The Software Crisis

The term Software Crisis was coined by some attendees at the first NATO Software Engineering Conference in 1968 at Garmisch, Germany, for the difficulty of writing useful and efficient computer programs in the required time. The software crisis was due to the rapid increases in computer power and the complexity of the problems that could not be tackled. With the increase in the complexity of the software, many software problems arose because existing methods were insufficient.

2018 was the 50th anniversary of that original software crisis and in the intervening time the power of computers exploded, along with the capability and complexity of the software that runs on them. But in spite of this the same problems still strike projects, which fail to be delivered on time, do not meet the requirements of their users or collapse in unrecoverable heaps. The cost of maintaining a large system often increases in an exponential manner until it greatly exceeds that of building it in the first place, yet this is rarely acknowledged at the outset.

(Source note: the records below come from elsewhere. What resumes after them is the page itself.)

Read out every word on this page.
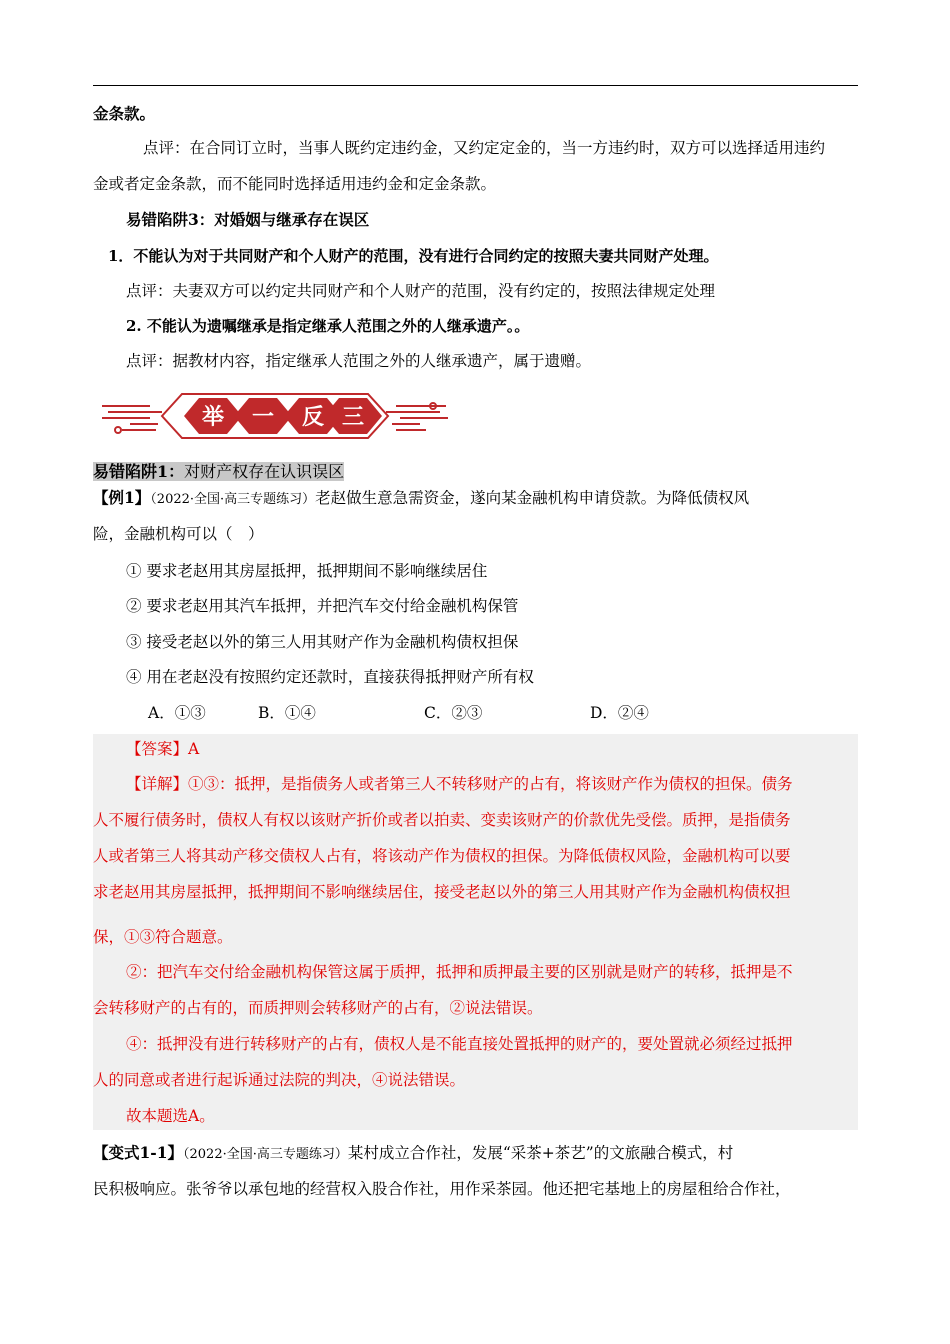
金条款。
点评：在合同订立时，当事人既约定违约金，又约定定金的，当一方违约时，双方可以选择适用违约
金或者定金条款，而不能同时选择适用违约金和定金条款。
易错陷阱3：对婚姻与继承存在误区
1．不能认为对于共同财产和个人财产的范围，没有进行合同约定的按照夫妻共同财产处理。
点评：夫妻双方可以约定共同财产和个人财产的范围，没有约定的，按照法律规定处理
2. 不能认为遗嘱继承是指定继承人范围之外的人继承遗产。。
点评：据教材内容，指定继承人范围之外的人继承遗产，属于遗赠。
举 一 反 三
易错陷阱1：对财产权存在认识误区
【例1】（2022·全国·高三专题练习）老赵做生意急需资金，遂向某金融机构申请贷款。为降低债权风
险，金融机构可以（　）
① 要求老赵用其房屋抵押，抵押期间不影响继续居住
② 要求老赵用其汽车抵押，并把汽车交付给金融机构保管
③ 接受老赵以外的第三人用其财产作为金融机构债权担保
④ 用在老赵没有按照约定还款时，直接获得抵押财产所有权
A．①③	B．①④	C．②③	D．②④
【答案】A
【详解】①③：抵押，是指债务人或者第三人不转移财产的占有，将该财产作为债权的担保。债务
人不履行债务时，债权人有权以该财产折价或者以拍卖、变卖该财产的价款优先受偿。质押，是指债务
人或者第三人将其动产移交债权人占有，将该动产作为债权的担保。为降低债权风险，金融机构可以要
求老赵用其房屋抵押，抵押期间不影响继续居住，接受老赵以外的第三人用其财产作为金融机构债权担
保，①③符合题意。
②：把汽车交付给金融机构保管这属于质押，抵押和质押最主要的区别就是财产的转移，抵押是不
会转移财产的占有的，而质押则会转移财产的占有，②说法错误。
④：抵押没有进行转移财产的占有，债权人是不能直接处置抵押的财产的，要处置就必须经过抵押
人的同意或者进行起诉通过法院的判决，④说法错误。
故本题选A。
【变式1-1】（2022·全国·高三专题练习）某村成立合作社，发展“采茶+茶艺”的文旅融合模式，村
民积极响应。张爷爷以承包地的经营权入股合作社，用作采茶园。他还把宅基地上的房屋租给合作社，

Many explanations are put forward to explain this phenomenon, but most claim it to be caused by a failure to follow strict rules during software development. The solution proposed each time is to add another layer of formality to the process in an attempt to squash bugs before they get embedded in the system. The result is increased complexity and a reduced pool of people who actually understand what is going on. That’s just about OK if you can find these people and get them to work for you, but it’s not how things happen in the real world, where people stay in a job for a couple of years then move on.

Given enough perspective it’s possible to see a pattern here, where we are doomed to repeat the mistakes of the past in an every tightening spiral. But one example has never succumbed to this fatal phenomenon and has become the largest software system in the entire world. In spite of failures in its component parts the system as a whole has never gone down. I refer of course to the World Wide Web.

What makes the Web different to everything else? Some claim it to be the fact that it uses Representational State Transfer (REST) as the sole means of communication between its components. But that can’t really explain it; other REST systems haven’t been so lucky. Something else must be happening.

I think the answer is simple. The Web is a huge system, composed of millions of component parts, but it’s extremely tolerant to component failure. If a website goes down the rest of the system keeps working and a work-around is soon found for all but the most serious failures. This is a self-healing mechanism at work. And it works because each component is owned by someone; someone with a personal stake in its success. It’s almost as if each component were an individual sentient being, capable of promoting its own survival.

The Web has no central controller. Everything works by agreements between component parts. No overall framework governs this, and here we have a major contrast with most other software systems, which although determinedly adopting modular practices have a fatal reliance on central direction that cannot know everything. Like a planned economy, things start out well but after a while the centre loses contact with the component parts. In a software system it’s because these parts were built by individual programmers, each with a mind of his/her own and a less than perfect understanding of the overall system. How could it be otherwise? In order to fully understand the system you had to have been there while it was being built. Coming in later means you’ll never really get that understanding.

So we end up with systems whose component parts are each “owned” by someone with only a partial understanding of the rest of the system but governed by a framework that requires total adherence to the rules in order to operate properly. When bugs are discovered they are worked on by people who also have a less than perfect understanding, so their imperfect fixes are installed back into the system, which degrades slowly but inexorably as time goes by.

So what’s the solution? My answer is to do away with frameworks, which represent the dead hand of bureaucracy. It may be early days, but I have seen some signs that by removing most of the stifling rules and allowing components to think for themselves we can increase the overall robustness of a software system, making it far leaner and more agile in the process. Sure, we increase duplication, but DRY (Don’t Repeat Yourself) was never a panacea for all evils, just one of many competing aims. Responsibility should be delegated from the centre to individual self-governing microservices, which interact only with their immediate neighbours and a few independent, global core services. Such systems, mimicking the structure of the Web, can exhibit the self-healing characteristics I describe above.

A very important characteristic of such a system is that individual components are owned and managed by their own teams, who only know enough about the rest of the system to enable them to exchange messages and data. The role of the system administrators is to identify what components are needed, but never to be involved in how they are constructed, which allows different parts of the system to be built with whatever technologies best suit their needs or the skills available. Indeed, the rapid rise of Node.js and its use to power microservices may signal a significant rebirth of the software industry. It will be interesting to watch how well microservice-based systems stand up to the test of time.